Go has always been close to my heart because "Go is expressive, concise, clean, and efficient.". I've been looking for a JavaScript framework that is built with the same values:
Why use Mithril?
In one sentence: because Mithril is pragmatic. This 10 minute guide is a good example: that's how long it takes to learn components, XHR and routing - and that's just about the right amount of knowledge needed to build useful applications.
The pragmatic characteristics also come out in their documentation:
As a rule of thumb, if your team is already heavily invested in another framework/library/stack, it makes more sense to stick with it, unless your team agrees that there's a very strong reason to justify a costly rewrite.
However, if you're starting something new, do consider giving Mithril a try, if nothing else, to see how much value Mithril adopters have been getting out of under 10kb (gzipped) of code. Mithril is used by many well-known companies (e.g. Vimeo, Nike, Fitbit), and it powers large open-sourced platforms too (e.g. Lichess, Flarum).

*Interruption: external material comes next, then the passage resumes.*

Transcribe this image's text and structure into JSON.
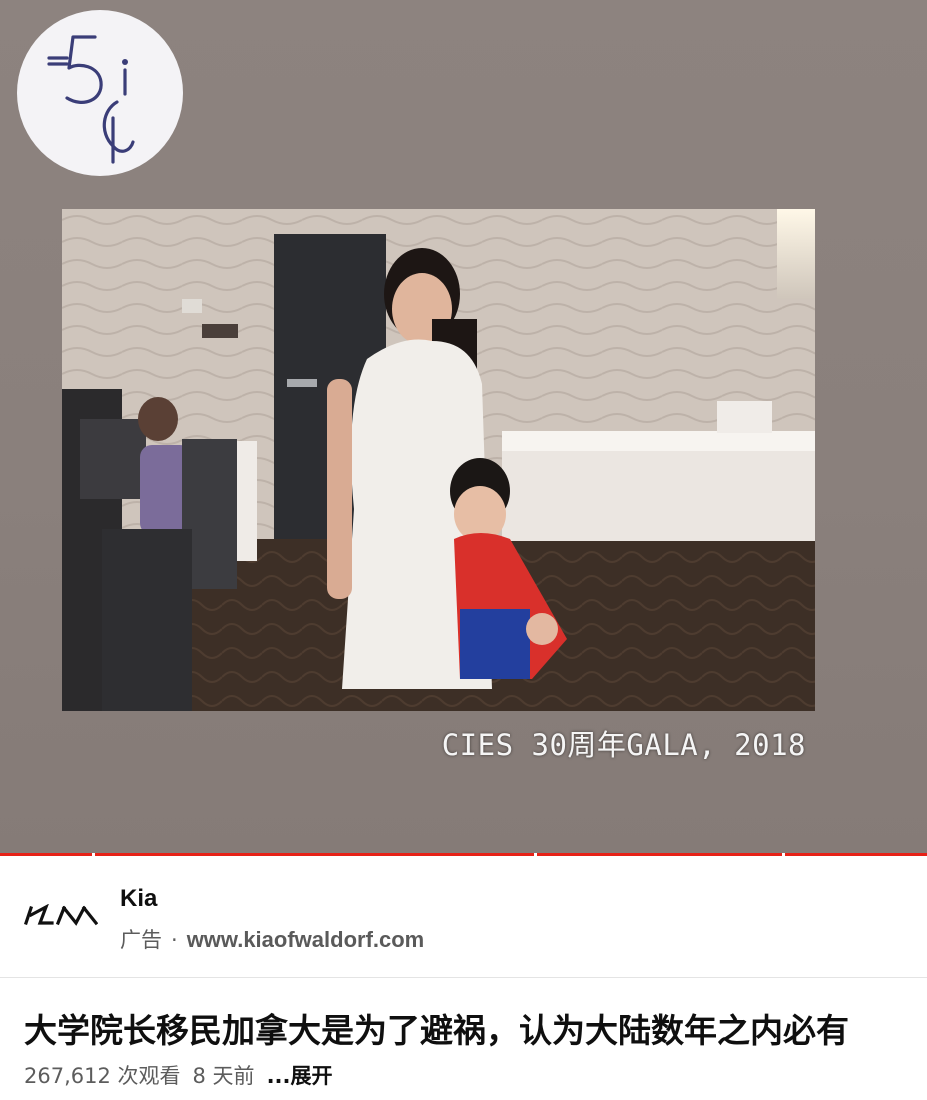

I also really liked hearing Mithril has more documentation than it needs - this saves me from having to search around for the right information and I learn a little more at the same time:
Mithril documentation typically errs on the side of being overly thorough if a topic involves things outside of the scope of Mithril. For example, when a topic involves a 3rd party library, Mithril documentation walks through the installation process for the 3rd party library. Mithril documentation also often demonstrates simple, close-to-the-metal solutions to common use cases in real-life applications where it's appropriate to inform a developer that web standards may be now on par with larger established libraries.
I tried it out for an afternoon and then decided to convert the project over to use Mithril. Have no fear - I left the old govueapp repo intact and then created a new repo called gomithrilapp and then copied the code and commit history over. You'll also notice there are a lot of the same blog posts. Enjoy the new language!